L’économie chinoise fonctionne sur une sorte de chemin de traverse entre l’économie dirigée et une économie de libre-échange qui rend caduque bien des ratios que nous avons tendance à considérer comme incontournables.
La finalité de l’économie occidentale réside dans la rémunération des capitaux. Manquant de capitaux pour s’insérer dans la globalisation financière, l’économie chinoise s’est entièrement dévolue à l’acquisition de devises étrangères au moyen des excédents de sa balance commerciale. Pour faire rentrer des devises, la Chine se devait d’orienter sa production de biens vers la conquête des marchés occidentaux. Sur un plan systémique, la différence des finalités démontre la différence des systèmes.
Comment interfacer ses systèmes ? Deng Xiaoping a eu cette idée de génie que nous connaissons : un pays, deux systèmes.

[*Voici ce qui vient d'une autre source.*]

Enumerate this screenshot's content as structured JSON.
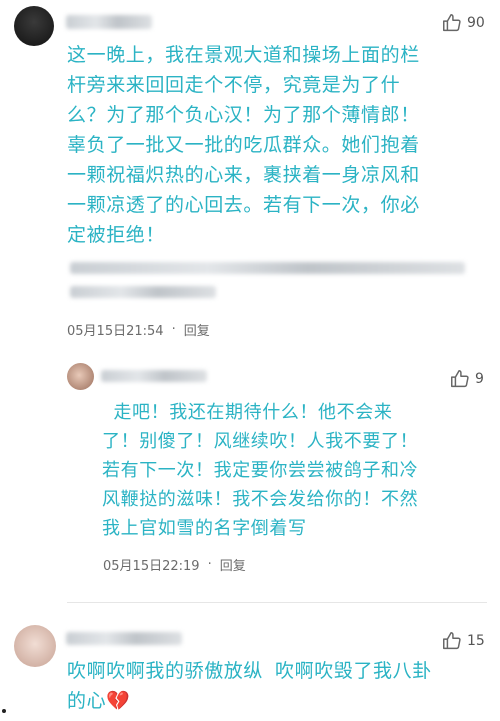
{
  "comments": [
    {
      "likes": "90",
      "text": "这一晚上，我在景观大道和操场上面的栏\n杆旁来来回回走个不停，究竟是为了什\n么？为了那个负心汉！为了那个薄情郎！\n辜负了一批又一批的吃瓜群众。她们抱着\n一颗祝福炽热的心来，裹挟着一身凉风和\n一颗凉透了的心回去。若有下一次，你必\n定被拒绝！",
      "date": "05月15日21:54",
      "reply": "回复"
    },
    {
      "likes": "9",
      "text": " 走吧！我还在期待什么！他不会来\n了！别傻了！风继续吹！人我不要了！\n若有下一次！我定要你尝尝被鸽子和冷\n风鞭挞的滋味！我不会发给你的！不然\n我上官如雪的名字倒着写",
      "date": "05月15日22:19",
      "reply": "回复"
    },
    {
      "likes": "15",
      "text": "吹啊吹啊我的骄傲放纵 吹啊吹毁了我八卦\n的心💔"
    }
  ],
  "colors": {
    "text": "#2bb3c4",
    "meta": "#6b6b6b",
    "like": "#555555"
  },
  "icons": [
    "thumbs-up-icon"
  ]
}
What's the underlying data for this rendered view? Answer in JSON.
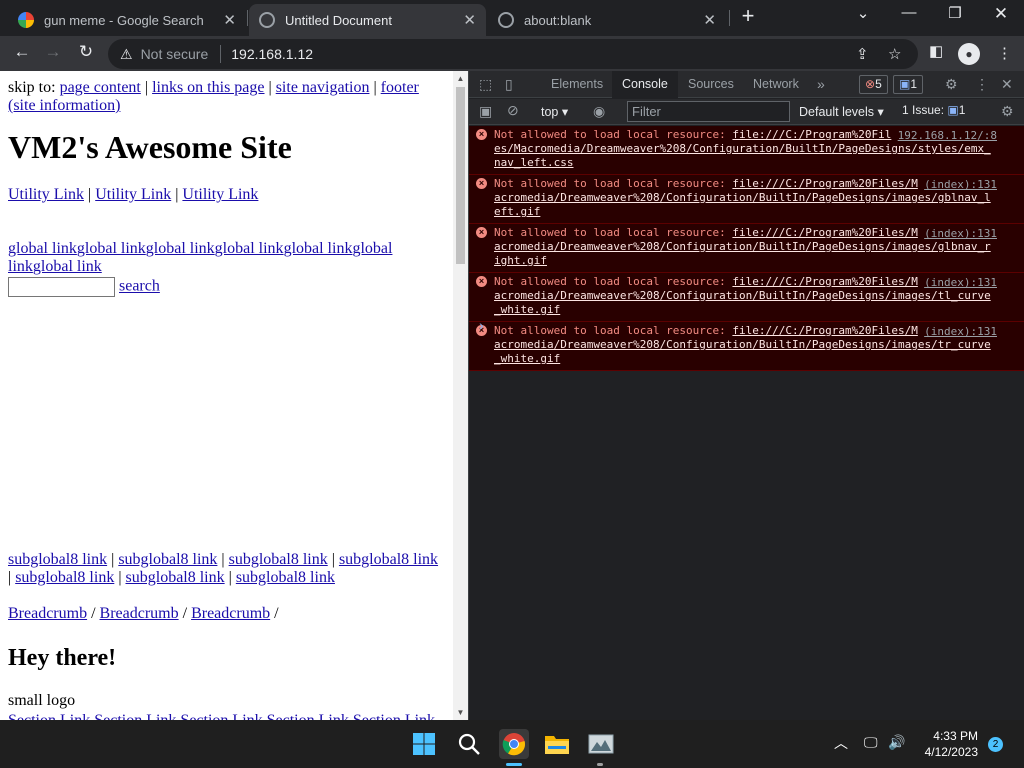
{
  "browser": {
    "tabs": [
      {
        "title": "gun meme - Google Search",
        "active": false
      },
      {
        "title": "Untitled Document",
        "active": true
      },
      {
        "title": "about:blank",
        "active": false
      }
    ],
    "new_tab": "+",
    "security": "Not secure",
    "url": "192.168.1.12"
  },
  "page": {
    "skip_label": "skip to:",
    "skip_links": [
      "page content",
      "links on this page",
      "site navigation",
      "footer (site information)"
    ],
    "site_title": "VM2's Awesome Site",
    "utility_links": [
      "Utility Link",
      "Utility Link",
      "Utility Link"
    ],
    "global_links": [
      "global link",
      "global link",
      "global link",
      "global link",
      "global link",
      "global link",
      "global link"
    ],
    "search_button": "search",
    "subglobal_links": [
      "subglobal8 link",
      "subglobal8 link",
      "subglobal8 link",
      "subglobal8 link",
      "subglobal8 link",
      "subglobal8 link",
      "subglobal8 link"
    ],
    "breadcrumbs": [
      "Breadcrumb",
      "Breadcrumb",
      "Breadcrumb"
    ],
    "heading": "Hey there!",
    "logo_alt": "small logo",
    "cut_text": "Section Link Section Link Section Link Section Link Section Link"
  },
  "devtools": {
    "tabs": [
      "Elements",
      "Console",
      "Sources",
      "Network"
    ],
    "active_tab": "Console",
    "error_count": "5",
    "message_count": "1",
    "context": "top",
    "filter_placeholder": "Filter",
    "levels": "Default levels",
    "issues_label": "1 Issue:",
    "issues_count": "1",
    "messages": [
      {
        "prefix": "Not allowed to load local resource: ",
        "url_line1": "file:///C:/Program%20Fil",
        "source": "192.168.1.12/:8",
        "url_rest": "es/Macromedia/Dreamweaver%208/Configuration/BuiltIn/PageDesigns/styles/emx_nav_left.css"
      },
      {
        "prefix": "Not allowed to load local resource: ",
        "url_line1": "file:///C:/Program%20Files/M",
        "source": "(index):131",
        "url_rest": "acromedia/Dreamweaver%208/Configuration/BuiltIn/PageDesigns/images/gblnav_left.gif"
      },
      {
        "prefix": "Not allowed to load local resource: ",
        "url_line1": "file:///C:/Program%20Files/M",
        "source": "(index):131",
        "url_rest": "acromedia/Dreamweaver%208/Configuration/BuiltIn/PageDesigns/images/glbnav_right.gif"
      },
      {
        "prefix": "Not allowed to load local resource: ",
        "url_line1": "file:///C:/Program%20Files/M",
        "source": "(index):131",
        "url_rest": "acromedia/Dreamweaver%208/Configuration/BuiltIn/PageDesigns/images/tl_curve_white.gif"
      },
      {
        "prefix": "Not allowed to load local resource: ",
        "url_line1": "file:///C:/Program%20Files/M",
        "source": "(index):131",
        "url_rest": "acromedia/Dreamweaver%208/Configuration/BuiltIn/PageDesigns/images/tr_curve_white.gif"
      }
    ]
  },
  "taskbar": {
    "time": "4:33 PM",
    "date": "4/12/2023",
    "notifications": "2"
  },
  "colors": {
    "chrome_dark": "#202124",
    "toolbar": "#35363a",
    "error_bg": "#290000",
    "error_text": "#f28b82",
    "link": "#1a0dab"
  }
}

D’un côté un marché intérieur, progressivement libéralisé, mais toujours étanche vis-à-vis du commerce mondial. De l’autre, des zones franches complètement orientées vers le commerce extérieur disposant d’une main-d’œuvre de production dont le niveau de vie se réfère au marché intérieur. Un gouvernement central fort, hérité de la période marxiste, pilote les deux système dans le cadre d’une planification dirigiste et maintient l’ordre par des pratiques dignes d’un état totalitaire.
Les entreprises chinoises présentent un ensemble hétéroclite d’entreprises, depuis le petit atelier dont la faible productivité est compensée par une main d’œuvre pléthorique jusqu’aux industries les plus performantes. Tous peuvent contribuer aux exportations. Les uns comme les autres vendent avec des marges dérisoires. Les faibles marges, liées à une main d’œuvre sous-payée garantissent des prix impossibles à concurrencer et favorisent la pénétration des marchés étrangers. La fragilité capitalistique qui en découle n’est pas un inconvénient si l’état crée de l’argent et l’injecte dans ces entreprises au fur et à mesure de leurs besoins.

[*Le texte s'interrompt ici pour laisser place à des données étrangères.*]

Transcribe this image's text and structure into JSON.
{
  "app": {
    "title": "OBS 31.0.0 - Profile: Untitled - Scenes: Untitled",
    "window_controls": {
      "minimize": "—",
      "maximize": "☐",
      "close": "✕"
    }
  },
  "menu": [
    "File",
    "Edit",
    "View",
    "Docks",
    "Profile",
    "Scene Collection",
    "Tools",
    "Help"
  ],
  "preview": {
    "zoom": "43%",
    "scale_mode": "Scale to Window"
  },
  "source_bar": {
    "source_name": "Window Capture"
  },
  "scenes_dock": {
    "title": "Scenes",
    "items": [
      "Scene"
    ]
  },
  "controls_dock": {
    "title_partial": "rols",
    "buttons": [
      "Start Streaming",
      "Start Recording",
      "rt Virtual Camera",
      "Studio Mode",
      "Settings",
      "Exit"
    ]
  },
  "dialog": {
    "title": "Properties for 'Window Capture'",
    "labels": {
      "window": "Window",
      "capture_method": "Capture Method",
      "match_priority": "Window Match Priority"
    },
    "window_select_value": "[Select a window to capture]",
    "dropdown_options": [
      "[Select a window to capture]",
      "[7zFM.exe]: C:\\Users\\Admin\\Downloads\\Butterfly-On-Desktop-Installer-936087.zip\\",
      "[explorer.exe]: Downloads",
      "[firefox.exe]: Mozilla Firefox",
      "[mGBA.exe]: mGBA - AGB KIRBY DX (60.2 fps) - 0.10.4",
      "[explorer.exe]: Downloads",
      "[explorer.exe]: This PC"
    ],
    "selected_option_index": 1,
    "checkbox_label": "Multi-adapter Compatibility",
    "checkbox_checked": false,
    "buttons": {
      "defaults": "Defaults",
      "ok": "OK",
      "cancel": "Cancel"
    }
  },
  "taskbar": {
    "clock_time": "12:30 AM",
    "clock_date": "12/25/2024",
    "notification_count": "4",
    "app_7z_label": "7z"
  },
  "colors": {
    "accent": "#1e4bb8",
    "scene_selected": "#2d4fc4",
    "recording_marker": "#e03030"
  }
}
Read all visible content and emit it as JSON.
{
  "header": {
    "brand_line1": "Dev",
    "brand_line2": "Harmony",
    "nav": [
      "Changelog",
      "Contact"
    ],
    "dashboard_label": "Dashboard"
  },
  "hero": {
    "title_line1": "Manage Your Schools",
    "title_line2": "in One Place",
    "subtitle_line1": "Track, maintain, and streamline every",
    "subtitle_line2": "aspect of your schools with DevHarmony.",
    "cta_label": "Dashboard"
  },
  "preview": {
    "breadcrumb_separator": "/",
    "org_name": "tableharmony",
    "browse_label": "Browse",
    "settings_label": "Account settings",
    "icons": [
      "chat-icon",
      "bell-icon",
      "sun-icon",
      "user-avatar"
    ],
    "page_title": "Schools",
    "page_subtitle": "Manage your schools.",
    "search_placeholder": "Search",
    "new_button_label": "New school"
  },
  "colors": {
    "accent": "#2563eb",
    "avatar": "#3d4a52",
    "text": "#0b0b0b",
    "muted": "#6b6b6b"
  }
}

L’émission de monnaie que constituent les prêts aux entreprises peut alors constituer un outil de conquête des marchés. Dans cette hypothèse, ce qui paraîtrait comme un non-sens économique aux yeux d’investisseurs occidentaux constitue une arme de pénétration extrêmement efficace. Il semble en effet que la Chine peut se permettre de faire marcher la planche à billet afin d’injecter des capitaux dans des entreprises n’offrant aucune garantie de remboursement pour autant que ces entreprises contribuent directement ou indirectement aux excédents la balance commerciale. En cela, ces entreprises, même fragiles, répondent à la finalité du système. Sur la totalité de ces investissements, une part permettra l’émergence d’entreprises compétitives solidement installée sur ses marchés extérieurs. Ces opérations ne sont pas si éloignées des opérations de capital-risque que nous connaissons.

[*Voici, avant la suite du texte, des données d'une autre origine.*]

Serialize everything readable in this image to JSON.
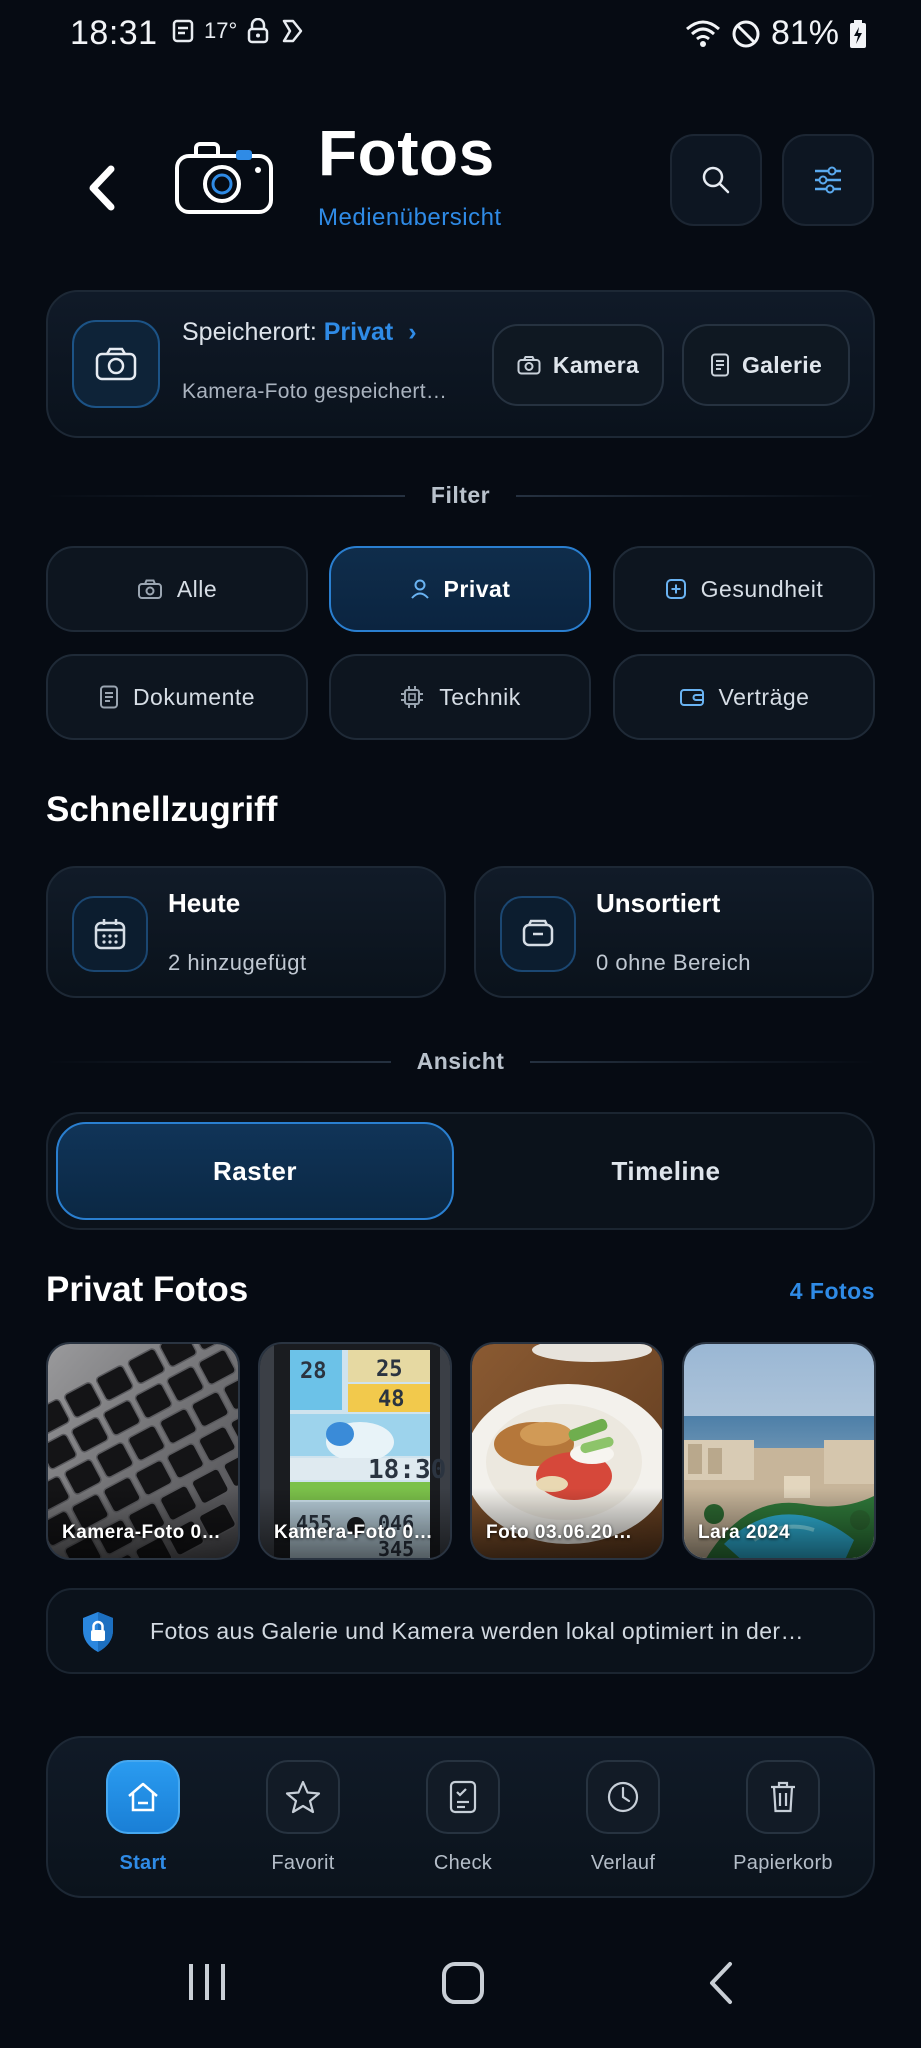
{
  "status_bar": {
    "time": "18:31",
    "temperature": "17°",
    "battery": "81%"
  },
  "header": {
    "title": "Fotos",
    "subtitle": "Medienübersicht"
  },
  "storage": {
    "label": "Speicherort:",
    "location": "Privat",
    "chevron": "›",
    "description": "Kamera-Foto gespeichert…",
    "camera_button": "Kamera",
    "gallery_button": "Galerie"
  },
  "filter": {
    "section_label": "Filter",
    "chips": [
      {
        "label": "Alle",
        "icon": "camera-icon",
        "active": false
      },
      {
        "label": "Privat",
        "icon": "person-icon",
        "active": true
      },
      {
        "label": "Gesundheit",
        "icon": "health-plus-icon",
        "active": false
      },
      {
        "label": "Dokumente",
        "icon": "document-icon",
        "active": false
      },
      {
        "label": "Technik",
        "icon": "chip-icon",
        "active": false
      },
      {
        "label": "Verträge",
        "icon": "wallet-icon",
        "active": false
      }
    ]
  },
  "quick_access": {
    "heading": "Schnellzugriff",
    "cards": [
      {
        "title": "Heute",
        "subtitle": "2 hinzugefügt",
        "icon": "calendar-icon"
      },
      {
        "title": "Unsortiert",
        "subtitle": "0 ohne Bereich",
        "icon": "inbox-icon"
      }
    ]
  },
  "view": {
    "section_label": "Ansicht",
    "options": [
      "Raster",
      "Timeline"
    ],
    "selected": "Raster"
  },
  "photos": {
    "heading": "Privat Fotos",
    "count": "4 Fotos",
    "items": [
      {
        "caption": "Kamera-Foto 0…"
      },
      {
        "caption": "Kamera-Foto 0…"
      },
      {
        "caption": "Foto 03.06.20…"
      },
      {
        "caption": "Lara  2024"
      }
    ]
  },
  "info": {
    "text": "Fotos aus Galerie und Kamera werden lokal optimiert in der…",
    "icon": "shield-lock-icon"
  },
  "bottom_nav": {
    "items": [
      {
        "label": "Start",
        "icon": "home-icon",
        "active": true
      },
      {
        "label": "Favorit",
        "icon": "star-icon",
        "active": false
      },
      {
        "label": "Check",
        "icon": "checklist-icon",
        "active": false
      },
      {
        "label": "Verlauf",
        "icon": "clock-icon",
        "active": false
      },
      {
        "label": "Papierkorb",
        "icon": "trash-icon",
        "active": false
      }
    ]
  },
  "colors": {
    "background": "#060b13",
    "accent": "#2f8be6",
    "active_border": "#2a7fd0"
  }
}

Les conséquences inflationnistes de cette pratique sont très limitées. Si l’entreprise coule, l’argent injecté disparaît de la circulation ! Si l’entreprise réussit, les rentrées de devises qu’elle génère viendraient soutenir la monnaie. Cependant, la volonté des dirigeants chinois de maintenir artificiellement une parité yuan-dollar à un taux très faible rend illisibles les conséquences inflationnistes de l’usage de la planche à billet.
L’augmentation récente de l’alimentation qu’évoque Agnès peut répondre à la nécessité d’accroître les revenus des paysans dont les prix de vente sont fixés par le gouvernement. L’incidence de l’augmentation des prix des loyers dans les zones franches sur les salaires ouvriers sera amortie par la part importante de la production hors zone franche. Sans compter que l’augmentation du coût des dortoirs où sont logés les ouvriers des zones franches qui pourrait en résulter reste bien marginale sur les coûts de revient. L’inflation des prix dans les zones franches ne présente pas de risque à moyen terme.
La forte sous-évaluation du Yuan offre également une grande souplesse dans le contrôle de l’inflation. Tout au plus, nous serons amenés à réviser l’estimation de la décote artificielle de la monnaie chinoise. Les Etats-Unis estiment cette décote à 40%. Quelle que soit la précision de ce chiffre, son ordre de grandeur permet aux dirigeants chinois de continuer à créer de la monnaie sans crainte de sueurs froides le jour où ils devront adopter un taux de change réaliste. On ne peut éviter de penser qu’ils se conservent la possibilité de répondre à une demande d’augmentation des salaires par une émission de monnaie. L’art de la chinoiserie ne consiste-t-il pas à reprendre d’une main ce que l’on accorde de l’autre ?
La quantité de monnaie circulant en Chine ne peut néanmoins s’affranchir de toutes conséquences économiques. La forte réévaluation du PNB effectuée récemment pourrait rendre compte d’une plus grande quantité de Yuan en circulation...
Le double système chinois ne manque pas de paradoxes.